NON-IDEAL MHD EFFECTS AND MAGNETIC BRAKING CATASTROPHE IN PROTOSTELLAR DISK FORMATION

Abstract

Dense, star-forming, cores of molecular clouds are observed to be significantly magnetized. A realistic magnetic field of moderate strength has been shown to suppress, through catastrophic magnetic braking, the formation of a rotationally supported disk during the protostellar accretion phase of low-mass star formation in the ideal MHD limit. We address, through 2D (axisymmetric) simulations, the question of whether realistic levels of nonideal effects, computed with a simplified chemical network including dust grains, can weaken the magnetic braking enough to enable a rotationally supported disk to form.

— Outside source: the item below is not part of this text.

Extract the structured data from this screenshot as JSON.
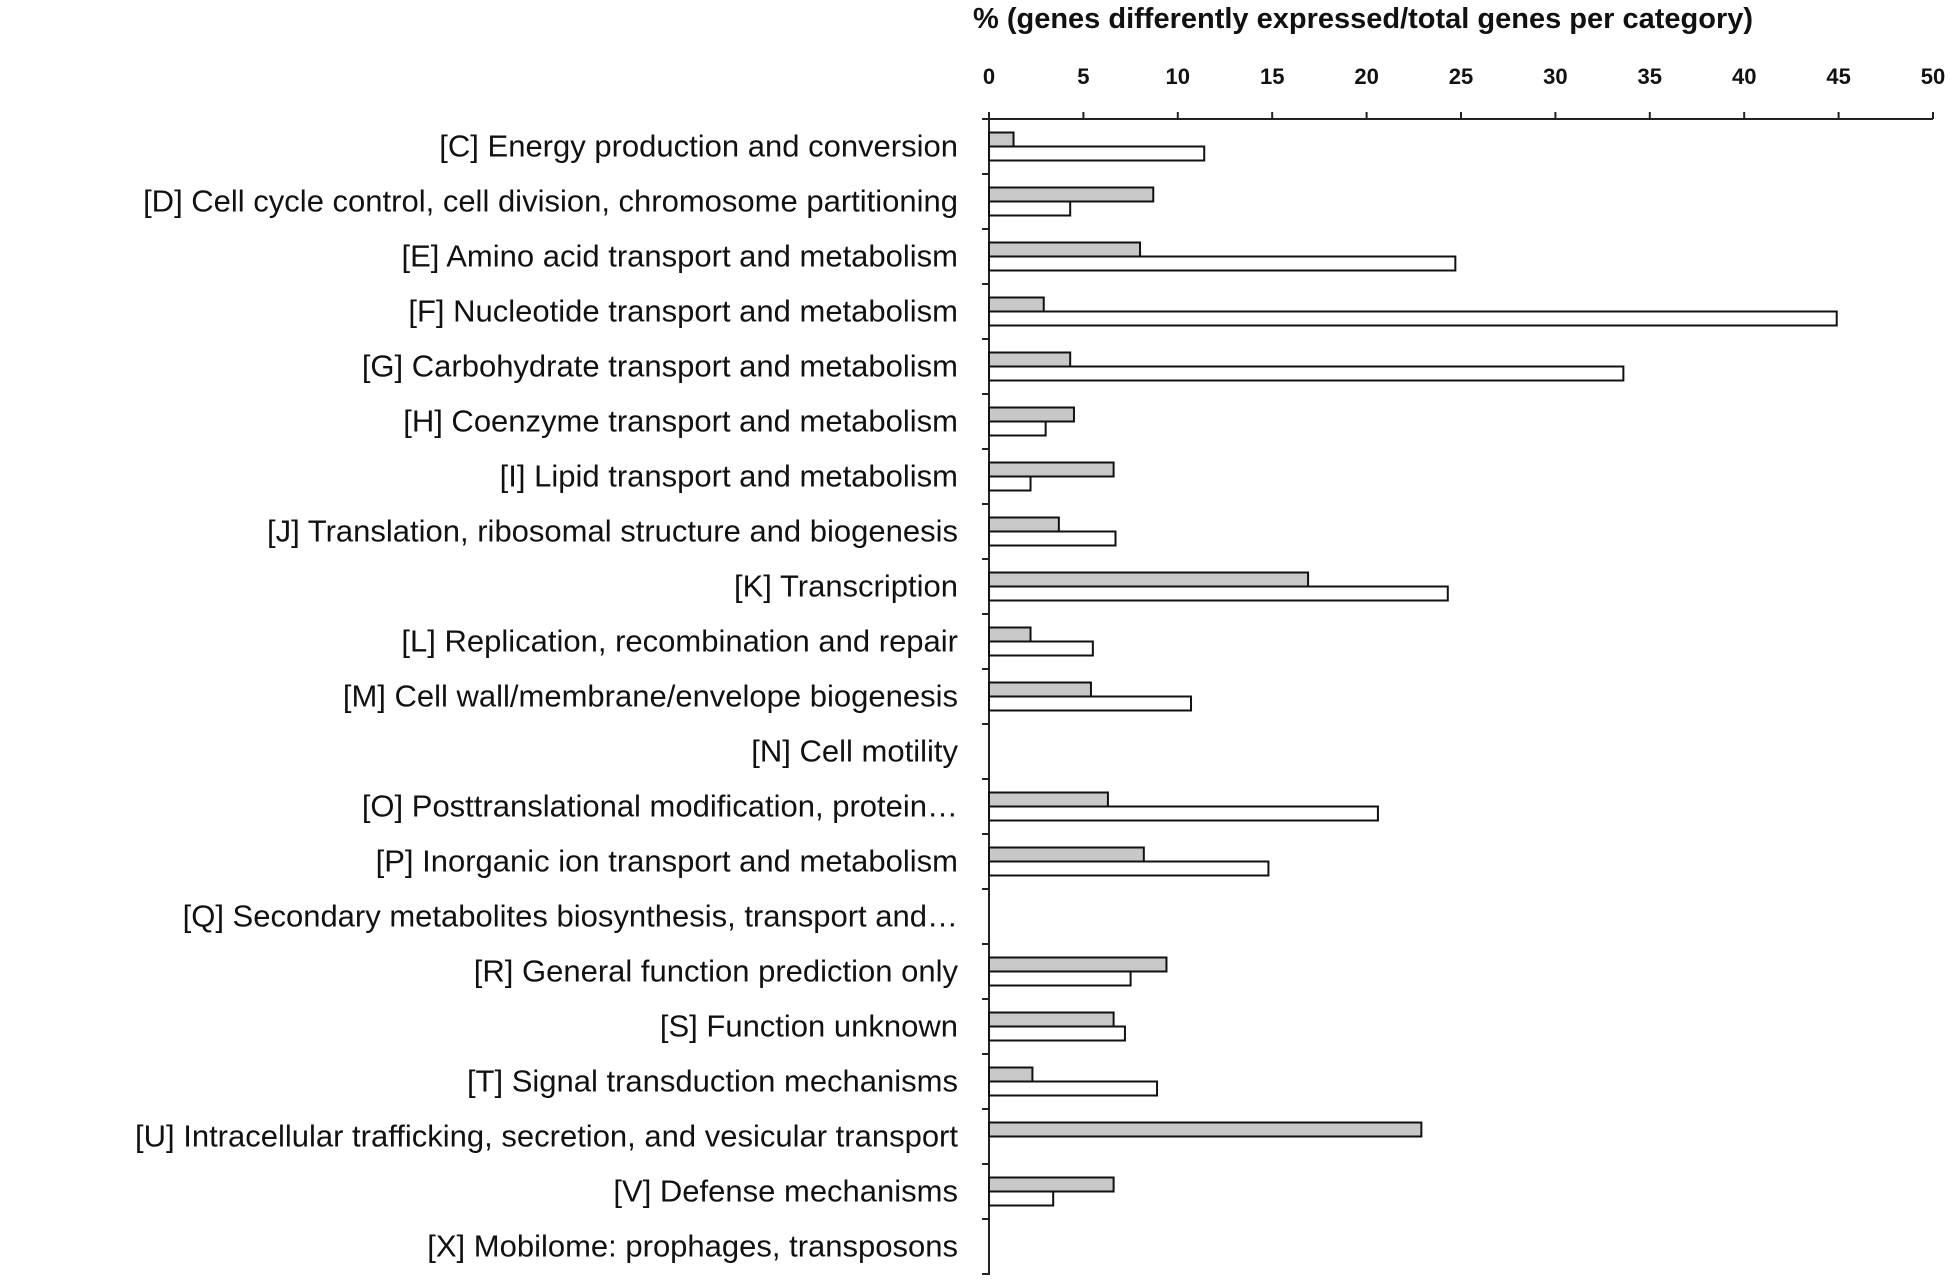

We find that ambipolar diffusion, the dominant nonideal MHD effect over most of the density range relevant to disk formation, does not enable disk formation, at least in 2D. The reason is that ambipolar diffusion allows the magnetic flux that would be dragged into the central stellar object in the ideal MHD limit to pile up instead in a small circumstellar region, where the magnetic field strength (and thus the braking efficiency) is greatly enhanced. We also find that, on the scale of tens of AU or more, a realistic level of Ohmic dissipation does not weaken the magnetic braking enough for a rotationally supported disk to form, either by itself or in combination with ambipolar diffusion. The Hall effect, the least explored of these three nonideal MHD effects, can spin up the material close to the central object to a significant, supersonic rotation speed, even when the core is initially non-rotating, although the spun-up material remains too sub-Keplerian to form a rotationally supported disk. The problem of catastrophic magnetic braking that prevents disk formation in dense cores magnetized to realistic levels remains unresolved. Possible resolutions of this problem are discussed.